コーラサワーは上半身裸になり、ベッドにうつ伏せになった。
鍼灸医がマッサージを始める。
「うん? この人、ツボが微妙に違うな……」
「おい、どこがツボなんだよ。全然効かないじゃねぇか。あ、いててて、き、効いてきた。アテテテテ!!」
どうやら、つぼにあたったようだ。
「ちょっとツボが違いますが、やっと効いてきたみたいですね」
かなり凝っているらしく、コーラの顔に苦悶の表情が浮かぶ。
「ふっ。疲れなどとは無縁だと思っていたが、お前もやはり人間だったな」
グラハムはコーラの苦悶の声を聞いて、笑みを浮かべる。
さて、マッサージが終わったみたいだ。
「針は貴方にはスペシャルなものをご用意しましたよ」
「な、なんだよ。スペシャルな針ってのは?」
コーラサワーは鍼灸医の言葉に不安そうな表情を見せる。
「これですよ」
「なんじゃそりゃああああああああああ!!!!!!」
鍼灸医が見せた針は、畳針のような極太のものだっのだ。
「あなたには、これくらいのを使わないと効かないようですからね……フフフ」
「ヒ、ヒイイッ!!!」
不気味な笑みを浮かべる鍼灸医。
よほどその針を使いたかったのだろう。若干目がイっちゃっている。
コーラサワーはジョシュアのことをへタレといったことを後悔するも、もう遅い。
「それじゃ、やりますか」
鍼灸医はその針を、コーラサワーのツボにぶっ刺した。
「あぎゃーーーーーーーーー!!!!!!!」
「静かに。落ち着いて」
鍼灸医はお構いなしに別のツボにも極太の針を次々にぶっ刺していく。
そのたびに悲鳴を挙げそうになったが、ジョシュアやグラハムの手前、これ以上声をあげると笑いものになると思い、グッとこらえた。
本能のまま動くコーラにしては珍しいことだ。
そして、とどめの灸が出てきた。
それは、並みの人間なら一瞬たりとも我慢できない量の灸である。
火が灸の山につけられると、モグサ独特の匂いがコーラの鼻に入ってきた。
凄い煙の量だ。
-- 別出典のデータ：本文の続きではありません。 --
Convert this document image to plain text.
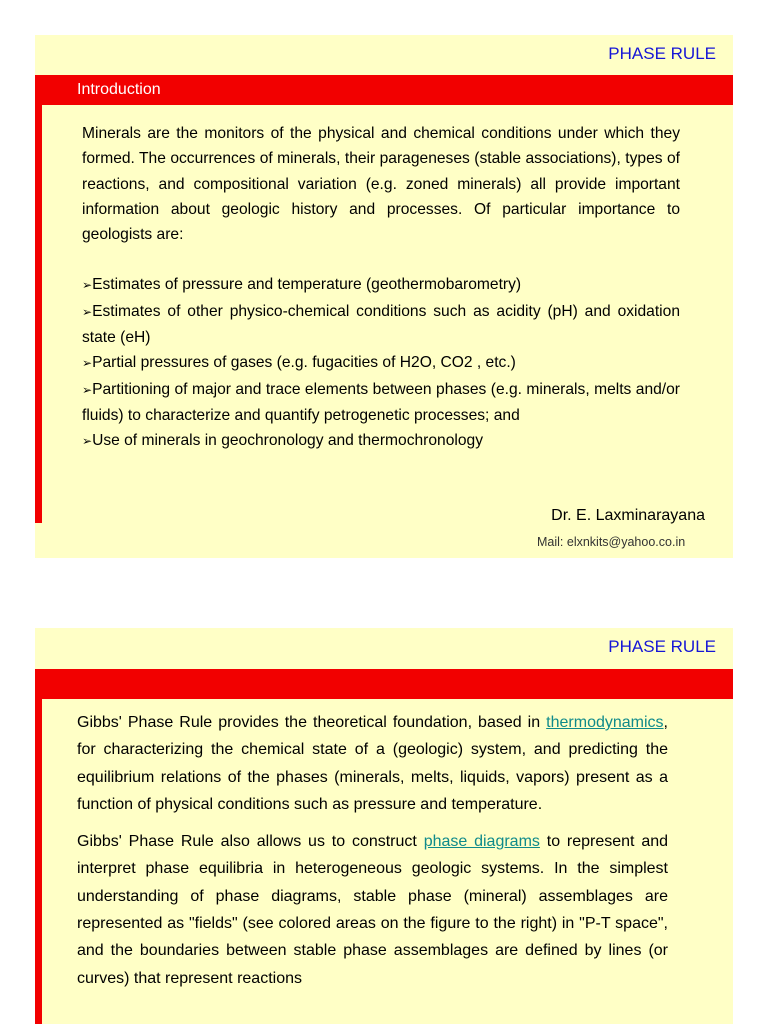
PHASE RULE
Introduction

Minerals are the monitors of the physical and chemical conditions under which they formed. The occurrences of minerals, their parageneses (stable associations), types of reactions, and compositional variation (e.g. zoned minerals) all provide important information about geologic history and processes. Of particular importance to geologists are:

➢Estimates of pressure and temperature (geothermobarometry)

➢Estimates of other physico-chemical conditions such as acidity (pH) and oxidation state (eH)

➢Partial pressures of gases (e.g. fugacities of H2O, CO2 , etc.)

➢Partitioning of major and trace elements between phases (e.g. minerals, melts and/or fluids) to characterize and quantify petrogenetic processes; and

➢Use of minerals in geochronology and thermochronology

Dr. E. Laxminarayana
Mail: elxnkits@yahoo.co.in
PHASE RULE

Gibbs' Phase Rule provides the theoretical foundation, based in thermodynamics, for characterizing the chemical state of a (geologic) system, and predicting the equilibrium relations of the phases (minerals, melts, liquids, vapors) present as a function of physical conditions such as pressure and temperature.

Gibbs' Phase Rule also allows us to construct phase diagrams to represent and interpret phase equilibria in heterogeneous geologic systems. In the simplest understanding of phase diagrams, stable phase (mineral) assemblages are represented as "fields" (see colored areas on the figure to the right) in "P-T space", and the boundaries between stable phase assemblages are defined by lines (or curves) that represent reactions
思わずむせ返るコーラ。
「ゲホッ!! ゲホッ!!」
そしてその灸がつぼに効いてくる。
「アッーーーーーー!!!!!」
拷問のような苦しみとはこのようなものをさすのだろう。
動くに動けず、苦しみはその灸が消えるまで続いた。
「はい、終わりです」
最後の整理体操が終わった時、その声が天使の声に聞こえた。
◆ ◆ ◆
「どうっだったかな?」
ほうほうの体で診察室から出てきたコーラに、グラハムがニヤつきながら尋ねる。
「ふ、ふん、あんなものかよ」
「その割には、イイ声が聞こえたが?」
「うるせぇ!!うるせぇ!! ちょっとイイ声出しただけじゃねえか!」
怒るコーラサワーであるが、口調には明らかに強がりが含まれている。
ジョシュアもニヤついていたが、コーラサワーの拳骨喰らってベソをかいたとこはへタレの面目躍如だろう。
「まっ、また来るからな。覚えていろ!」
「ほう、気に入ってくれたみたいだな。では今度はもっとスペシャルなメニューを用意してもらうようにしてもらおう」
「お、おう! 用意してもらおうじゃねぇか」
強がりを見透かすようなグラハムの物言いに思わず乗ってしまったコーラサワーであったが、気付いた時にはもう遅い。
さて、これからどうやって対応するのかはこれからのお楽しみ。
【あとがき】
どうも、不定期です。
最後はぐだぐだになってしまった感がありますが、コーラさんならなんか凝りに凝って最後はとんでもなくスペシャルな鍼灸をあみだしそうです。
それでは失礼します。また、ネタをだすのに苦しみそうですが……ではまた。